Ich war für die NZZ in den Wiener Maria-Theresien-Ausstellungen:
Österreichs ewige Landesmutter
von Georg Renöckl 3.5.2017, 05:30 Uhr
«Einmal haben die Habsburger einen Mann, und dieser ist eine Frau.» Das maliziöse Wort des Preussenkönigs Friedrich über Maria Theresia ist in Österreich nicht vergessen. Der dreihundertste Geburtstag der Landesmutter mit gütig-strengem Antlitz wird heuer in einer Jubiläumsausstellung gefeiert – leider auf vier Orte verteilt.
Die Hosen durfte zwar ihr Mann anbehalten, doch Zepter und Reichsapfel gab sie nicht aus den Händen: Martin van Meytens grossformatiges Gemälde «Franz I. Stephan und Maria Theresia mit elf Kindern» sagt viel über die gar nicht so geheimen Machtverhältnisse im jungen Hause Habsburg-Lothringen.
Noch immer prägt die bisher einzige Frau an Österreichs Staatsspitze das Zentrum der Macht: Ihr ehemaliges Schlafgemach in der Hofburg ist heute das Empfangszimmer des Bundespräsidenten. Neue Regierungen werden stets vor dem lebensgrossen Porträt der Monarchin vereidigt, ohne deren gütig-strenges Antlitz im Hintergrund das Gruppenbild einer frischgebackenen österreichischen Bundesregierung auch im 21. Jahrhundert undenkbar wäre.
«Mater Austriae»
Zum dreihundertsten Geburtstag der grossen Habsburgerin, die Bundeskanzler Figl einst «Mater Austriae» nannte, richten Schloss Schönbrunn und das Kunsthistorische Museum eine umfassende Jubiläumsausstellung aus, die auf vier Schauplätze in Wien und Niederösterreich verteilt ist.
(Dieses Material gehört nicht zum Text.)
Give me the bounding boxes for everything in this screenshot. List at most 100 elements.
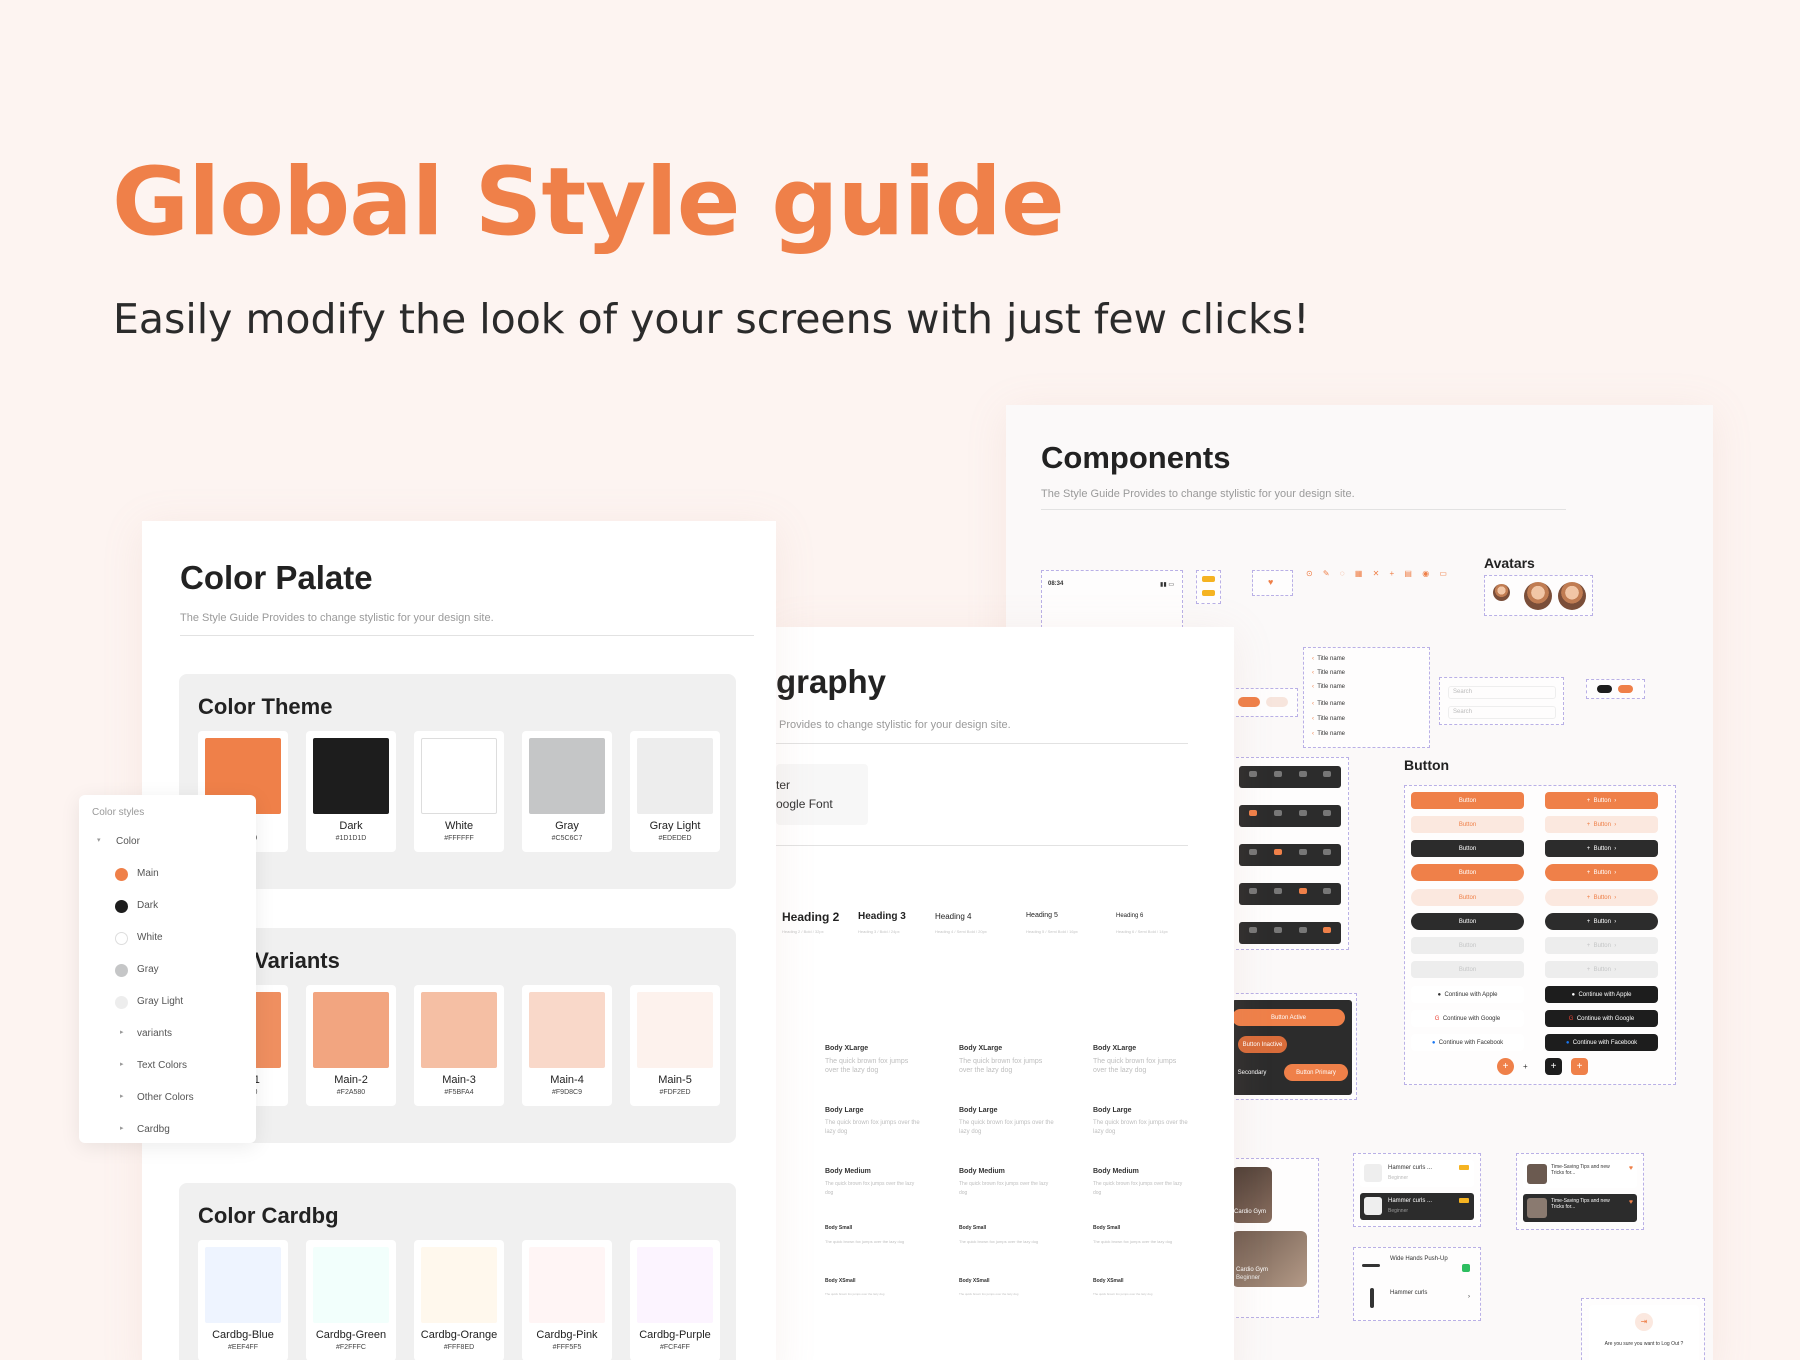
heading-2-sample: Heading 2 bbox=[782, 910, 840, 924]
dark-add-button[interactable]: + bbox=[1545, 1058, 1562, 1075]
caret-right-icon: ▸ bbox=[120, 1061, 124, 1068]
swatch-card[interactable]: Cardbg-Green #F2FFFC bbox=[306, 1240, 396, 1360]
body-style-label: Body Medium bbox=[825, 1168, 871, 1175]
dark-button[interactable]: Button bbox=[1411, 840, 1524, 857]
button-inactive[interactable]: Button Inactive bbox=[1238, 1036, 1287, 1053]
secondary-button[interactable]: Secondary bbox=[1232, 1064, 1272, 1081]
secondary-icon-pill-button[interactable]: + Button › bbox=[1545, 889, 1658, 906]
apple-login-button[interactable]: ● Continue with Apple bbox=[1411, 986, 1524, 1003]
color-style-folder[interactable]: ▸ Text Colors bbox=[79, 1057, 256, 1077]
components-description: The Style Guide Provides to change styli… bbox=[1041, 488, 1355, 500]
color-dot bbox=[115, 932, 128, 945]
fab-add-button[interactable]: + bbox=[1497, 1058, 1514, 1075]
button-active[interactable]: Button Active bbox=[1232, 1009, 1345, 1026]
color-styles-header: Color styles bbox=[92, 807, 145, 818]
dark-pill-button[interactable]: Button bbox=[1411, 913, 1524, 930]
color-style-item[interactable]: Main bbox=[79, 865, 256, 885]
apple-login-dark-button[interactable]: ● Continue with Apple bbox=[1545, 986, 1658, 1003]
heart-icon[interactable]: ♥ bbox=[1629, 1165, 1633, 1172]
swatch-card[interactable]: Main-3 #F5BFA4 bbox=[414, 985, 504, 1106]
body-sample-text: The quick brown fox jumps over the lazy … bbox=[959, 1292, 1019, 1296]
bottom-nav[interactable] bbox=[1239, 805, 1341, 827]
disabled-button[interactable]: Button bbox=[1411, 961, 1524, 978]
color-style-item[interactable]: Dark bbox=[79, 897, 256, 917]
tip-card[interactable]: Time-Saving Tips and new Tricks for... ♥ bbox=[1523, 1160, 1637, 1188]
color-folder-row[interactable]: ▾ Color bbox=[79, 833, 256, 853]
chip-inactive[interactable] bbox=[1266, 697, 1288, 707]
google-login-button[interactable]: G Continue with Google bbox=[1411, 1010, 1524, 1027]
color-styles-panel: Color styles ▾ Color Main Dark White Gray Gr… bbox=[79, 795, 256, 1143]
workout-card-selected[interactable]: Hammer curls ... Beginner bbox=[1360, 1193, 1474, 1220]
toggle-on[interactable] bbox=[1618, 685, 1633, 693]
orange-add-button[interactable]: + bbox=[1571, 1058, 1588, 1075]
avatar[interactable] bbox=[1524, 582, 1552, 610]
list-item[interactable]: ‹ Title name bbox=[1312, 670, 1345, 676]
button-primary[interactable]: Button Primary bbox=[1284, 1064, 1348, 1081]
color-swatch bbox=[637, 738, 713, 814]
color-style-folder[interactable]: ▸ variants bbox=[79, 1025, 256, 1045]
avatar[interactable] bbox=[1558, 582, 1586, 610]
bottom-nav[interactable] bbox=[1239, 844, 1341, 866]
swatch-card[interactable]: Gray #C5C6C7 bbox=[522, 731, 612, 852]
workout-photo[interactable]: Cardio Gym Beginner bbox=[1232, 1231, 1307, 1287]
tips-frame: Time-Saving Tips and new Tricks for... ♥… bbox=[1516, 1153, 1644, 1230]
heart-icon[interactable]: ♥ bbox=[1268, 577, 1273, 587]
swatch-card[interactable]: Main-2 #F2A580 bbox=[306, 985, 396, 1106]
heart-icon[interactable]: ♥ bbox=[1629, 1199, 1633, 1206]
facebook-login-dark-button[interactable]: ● Continue with Facebook bbox=[1545, 1034, 1658, 1051]
primary-button[interactable]: Button bbox=[1411, 792, 1524, 809]
color-theme-group: Color Theme Main#EF8049Dark#1D1D1DWhite#… bbox=[179, 674, 736, 889]
list-item[interactable]: ‹ Title name bbox=[1312, 701, 1345, 707]
primary-icon-button[interactable]: + Button › bbox=[1545, 792, 1658, 809]
google-login-dark-button[interactable]: G Continue with Google bbox=[1545, 1010, 1658, 1027]
secondary-button[interactable]: Button bbox=[1411, 816, 1524, 833]
color-style-folder[interactable]: ▸ Other Colors bbox=[79, 1089, 256, 1109]
body-sample-text: The quick brown fox jumps over the lazy … bbox=[1093, 1239, 1173, 1244]
checkbox-checked[interactable] bbox=[1462, 1264, 1470, 1272]
swatch-card[interactable]: Cardbg-Orange #FFF8ED bbox=[414, 1240, 504, 1360]
color-style-item[interactable]: Gray bbox=[79, 961, 256, 981]
color-style-folder[interactable]: ▸ Cardbg bbox=[79, 1121, 256, 1141]
list-item[interactable]: ‹ Title name bbox=[1312, 716, 1345, 722]
color-dot bbox=[115, 964, 128, 977]
color-style-item[interactable]: Gray Light bbox=[79, 993, 256, 1013]
swatch-card[interactable]: Cardbg-Pink #FFF5F5 bbox=[522, 1240, 612, 1360]
workout-card[interactable]: Hammer curls ... Beginner bbox=[1360, 1160, 1474, 1187]
swatch-card[interactable]: Main-5 #FDF2ED bbox=[630, 985, 720, 1106]
swatch-card[interactable]: Main-4 #F9D8C9 bbox=[522, 985, 612, 1106]
swatch-card[interactable]: Cardbg-Purple #FCF4FF bbox=[630, 1240, 720, 1360]
swatch-card[interactable]: White #FFFFFF bbox=[414, 731, 504, 852]
swatch-name: Main-4 bbox=[550, 1074, 584, 1086]
avatar[interactable] bbox=[1493, 584, 1510, 601]
swatch-card[interactable]: Cardbg-Blue #EEF4FF bbox=[198, 1240, 288, 1360]
toggle-off[interactable] bbox=[1597, 685, 1612, 693]
disabled-icon-button[interactable]: + Button › bbox=[1545, 961, 1658, 978]
list-item[interactable]: ‹ Title name bbox=[1312, 731, 1345, 737]
color-style-item[interactable]: White bbox=[79, 929, 256, 949]
list-item[interactable]: ‹ Title name bbox=[1312, 656, 1345, 662]
tip-card-dark[interactable]: Time-Saving Tips and new Tricks for... ♥ bbox=[1523, 1194, 1637, 1222]
facebook-login-button[interactable]: ● Continue with Facebook bbox=[1411, 1034, 1524, 1051]
swatch-card[interactable]: Dark #1D1D1D bbox=[306, 731, 396, 852]
tip-thumbnail bbox=[1527, 1164, 1547, 1184]
search-input[interactable]: Search bbox=[1448, 706, 1556, 719]
workout-photo[interactable]: Cardio Gym bbox=[1232, 1167, 1272, 1223]
apple-icon: ● bbox=[1571, 991, 1576, 998]
dark-icon-button[interactable]: + Button › bbox=[1545, 840, 1658, 857]
chip-active[interactable] bbox=[1238, 697, 1260, 707]
primary-icon-pill-button[interactable]: + Button › bbox=[1545, 864, 1658, 881]
bottom-nav[interactable] bbox=[1239, 766, 1341, 788]
chevron-right-icon[interactable]: › bbox=[1468, 1294, 1470, 1300]
add-icon[interactable]: + bbox=[1523, 1062, 1528, 1071]
disabled-icon-button[interactable]: + Button › bbox=[1545, 937, 1658, 954]
bottom-nav[interactable] bbox=[1239, 883, 1341, 905]
secondary-pill-button[interactable]: Button bbox=[1411, 889, 1524, 906]
disabled-button[interactable]: Button bbox=[1411, 937, 1524, 954]
list-item[interactable]: ‹ Title name bbox=[1312, 684, 1345, 690]
dark-icon-pill-button[interactable]: + Button › bbox=[1545, 913, 1658, 930]
search-input[interactable]: Search bbox=[1448, 686, 1556, 699]
primary-pill-button[interactable]: Button bbox=[1411, 864, 1524, 881]
bottom-nav[interactable] bbox=[1239, 922, 1341, 944]
swatch-card[interactable]: Gray Light #EDEDED bbox=[630, 731, 720, 852]
secondary-icon-button[interactable]: + Button › bbox=[1545, 816, 1658, 833]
Untrennbar ist Maria Theresia mit Wiens Tourismusmagnet Nummer eins verbunden, Schloss Schönbrunn, dessen Umbau vom desolaten Jagdsitz zur kaiserlichen Sommerresidenz unter ihrer Federführung geschah.
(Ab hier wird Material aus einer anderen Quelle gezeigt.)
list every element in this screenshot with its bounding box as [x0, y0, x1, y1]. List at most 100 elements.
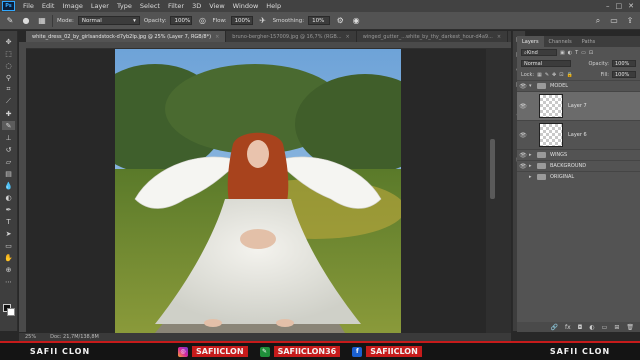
path-selection-tool-icon[interactable]: ➤ [2, 229, 15, 238]
lock-artboard-icon[interactable]: ⊡ [559, 72, 563, 78]
layer-6[interactable]: 👁 Layer 6 [517, 120, 640, 149]
lasso-tool-icon[interactable]: ◌ [2, 61, 15, 70]
zoom-tool-icon[interactable]: ⊕ [2, 265, 15, 274]
brush-tool-icon[interactable]: ✎ [2, 121, 15, 130]
layer-style-icon[interactable]: fx [565, 324, 571, 331]
menu-window[interactable]: Window [229, 2, 263, 10]
menu-3d[interactable]: 3D [188, 2, 205, 10]
menu-filter[interactable]: Filter [164, 2, 188, 10]
background-color-swatch[interactable] [7, 308, 15, 316]
tab-layers[interactable]: Layers [517, 36, 544, 47]
facebook-link[interactable]: f SAFIICLON [352, 346, 422, 357]
tab-paths[interactable]: Paths [577, 36, 601, 47]
rectangle-tool-icon[interactable]: ▭ [2, 241, 15, 250]
eyedropper-tool-icon[interactable]: ⟋ [2, 97, 15, 106]
tab-channels[interactable]: Channels [544, 36, 577, 47]
more-tools-icon[interactable]: ⋯ [2, 277, 15, 286]
layer-mask-icon[interactable]: ◘ [578, 324, 583, 331]
filter-pixel-icon[interactable]: ▣ [560, 50, 565, 56]
menu-file[interactable]: File [19, 2, 38, 10]
brush-size-icon[interactable]: ● [20, 15, 32, 27]
menu-help[interactable]: Help [262, 2, 285, 10]
quick-select-tool-icon[interactable]: ⚲ [2, 73, 15, 82]
layer-group-background[interactable]: 👁 ▸ BACKGROUND [517, 160, 640, 171]
layer-group-original[interactable]: ▸ ORIGINAL [517, 171, 640, 182]
visibility-eye-icon[interactable]: 👁 [517, 152, 529, 159]
gradient-tool-icon[interactable]: ▤ [2, 169, 15, 178]
clone-stamp-tool-icon[interactable]: ⊥ [2, 133, 15, 142]
layer-group-wings[interactable]: 👁 ▸ WINGS [517, 149, 640, 160]
adjustment-layer-icon[interactable]: ◐ [589, 324, 594, 331]
smoothing-field[interactable]: 10% [308, 16, 331, 25]
link-layers-icon[interactable]: 🔗 [551, 324, 558, 331]
blend-mode-select[interactable]: Normal [521, 60, 571, 67]
lock-brush-icon[interactable]: ✎ [545, 72, 549, 78]
filter-smart-icon[interactable]: ⊡ [589, 50, 593, 56]
document-image[interactable] [115, 49, 401, 333]
search-icon[interactable]: ⌕ [592, 15, 604, 27]
tab-white-dress[interactable]: white_dress_02_by_girlsandstock-d7yb2lp.… [26, 31, 227, 42]
menu-edit[interactable]: Edit [38, 2, 59, 10]
opacity-field[interactable]: 100% [170, 16, 193, 25]
menu-image[interactable]: Image [58, 2, 86, 10]
layer-filter-select[interactable]: ⌕ Kind [521, 49, 557, 56]
instagram-link[interactable]: ◎ SAFIICLON [178, 346, 248, 357]
healing-brush-tool-icon[interactable]: ✚ [2, 109, 15, 118]
chevron-right-icon[interactable]: ▸ [529, 152, 537, 158]
close-tab-icon[interactable]: × [346, 34, 350, 40]
new-group-icon[interactable]: ▭ [602, 324, 608, 331]
filter-shape-icon[interactable]: ▭ [581, 50, 586, 56]
tab-winged-gutter[interactable]: winged_gutter_...white_by_thy_darkest_ho… [357, 31, 509, 42]
menu-type[interactable]: Type [113, 2, 136, 10]
airbrush-icon[interactable]: ✈ [257, 15, 269, 27]
minimize-button[interactable]: – [606, 2, 610, 10]
menu-select[interactable]: Select [136, 2, 164, 10]
visibility-eye-icon[interactable]: 👁 [517, 83, 529, 90]
lock-all-icon[interactable]: 🔒 [566, 72, 572, 78]
layer-fill-field[interactable]: 100% [612, 71, 636, 78]
visibility-eye-icon[interactable]: 👁 [517, 103, 529, 110]
share-icon[interactable]: ⇪ [624, 15, 636, 27]
visibility-eye-icon[interactable]: 👁 [517, 132, 529, 139]
delete-layer-icon[interactable]: 🗑 [626, 324, 634, 331]
filter-type-icon[interactable]: T [575, 50, 578, 56]
menu-layer[interactable]: Layer [87, 2, 113, 10]
menu-view[interactable]: View [205, 2, 228, 10]
dodge-tool-icon[interactable]: ◐ [2, 193, 15, 202]
lock-pixels-icon[interactable]: ▦ [537, 72, 542, 78]
close-tab-icon[interactable]: × [215, 34, 219, 40]
scrollbar-thumb[interactable] [490, 139, 495, 199]
website-link[interactable]: ✎ SAFIICLON36 [259, 346, 341, 357]
layer-7[interactable]: 👁 Layer 7 [517, 91, 640, 120]
marquee-tool-icon[interactable]: ⬚ [2, 49, 15, 58]
pressure-opacity-icon[interactable]: ◎ [196, 15, 208, 27]
pen-tool-icon[interactable]: ✒ [2, 205, 15, 214]
close-button[interactable]: ✕ [628, 2, 634, 10]
vertical-scrollbar[interactable] [486, 49, 511, 333]
layer-group-model[interactable]: 👁 ▾ MODEL [517, 80, 640, 91]
zoom-level[interactable]: 25% [25, 334, 36, 340]
history-brush-tool-icon[interactable]: ↺ [2, 145, 15, 154]
layer-opacity-field[interactable]: 100% [612, 60, 636, 67]
tab-bruno-bergher[interactable]: bruno-bergher-157009.jpg @ 16,7% (RGB...… [226, 31, 357, 42]
workspace-icon[interactable]: ▭ [608, 15, 620, 27]
move-tool-icon[interactable]: ✥ [2, 37, 15, 46]
brush-settings-icon[interactable]: ▦ [36, 15, 48, 27]
new-layer-icon[interactable]: ⊞ [614, 324, 619, 331]
pressure-size-icon[interactable]: ◉ [350, 15, 362, 27]
eraser-tool-icon[interactable]: ▱ [2, 157, 15, 166]
maximize-button[interactable]: □ [616, 2, 623, 10]
type-tool-icon[interactable]: T [2, 217, 15, 226]
chevron-right-icon[interactable]: ▸ [529, 163, 537, 169]
visibility-eye-icon[interactable]: 👁 [517, 163, 529, 170]
hand-tool-icon[interactable]: ✋ [2, 253, 15, 262]
crop-tool-icon[interactable]: ⌗ [2, 85, 15, 94]
lock-position-icon[interactable]: ✥ [552, 72, 556, 78]
chevron-right-icon[interactable]: ▸ [529, 174, 537, 180]
filter-adjustment-icon[interactable]: ◐ [568, 50, 572, 56]
mode-select[interactable]: Normal ▾ [77, 16, 140, 25]
smoothing-options-gear-icon[interactable]: ⚙ [334, 15, 346, 27]
brush-tool-preset-icon[interactable]: ✎ [4, 15, 16, 27]
blur-tool-icon[interactable]: 💧 [2, 181, 15, 190]
chevron-down-icon[interactable]: ▾ [529, 83, 537, 89]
Man könnte beim Anstehen in der Kassenhalle des stets gutbesuchten Schlosses darüber ins Grübeln geraten, warum man der oft fälschlich «Kaiserin» Genannten nicht hier, in ihrem Schloss, eine einzige grosse Ausstellung widmet anstatt vier übers Land verstreuter kleinerer; doch sind zum einen die Besucherscharen, die sich den Blick auf das Schlossinventar wohl nicht durch Schautafeln verstellen lassen wollen, eine Erklärung dafür, zum anderen steht man ohnehin in der falschen Schlange.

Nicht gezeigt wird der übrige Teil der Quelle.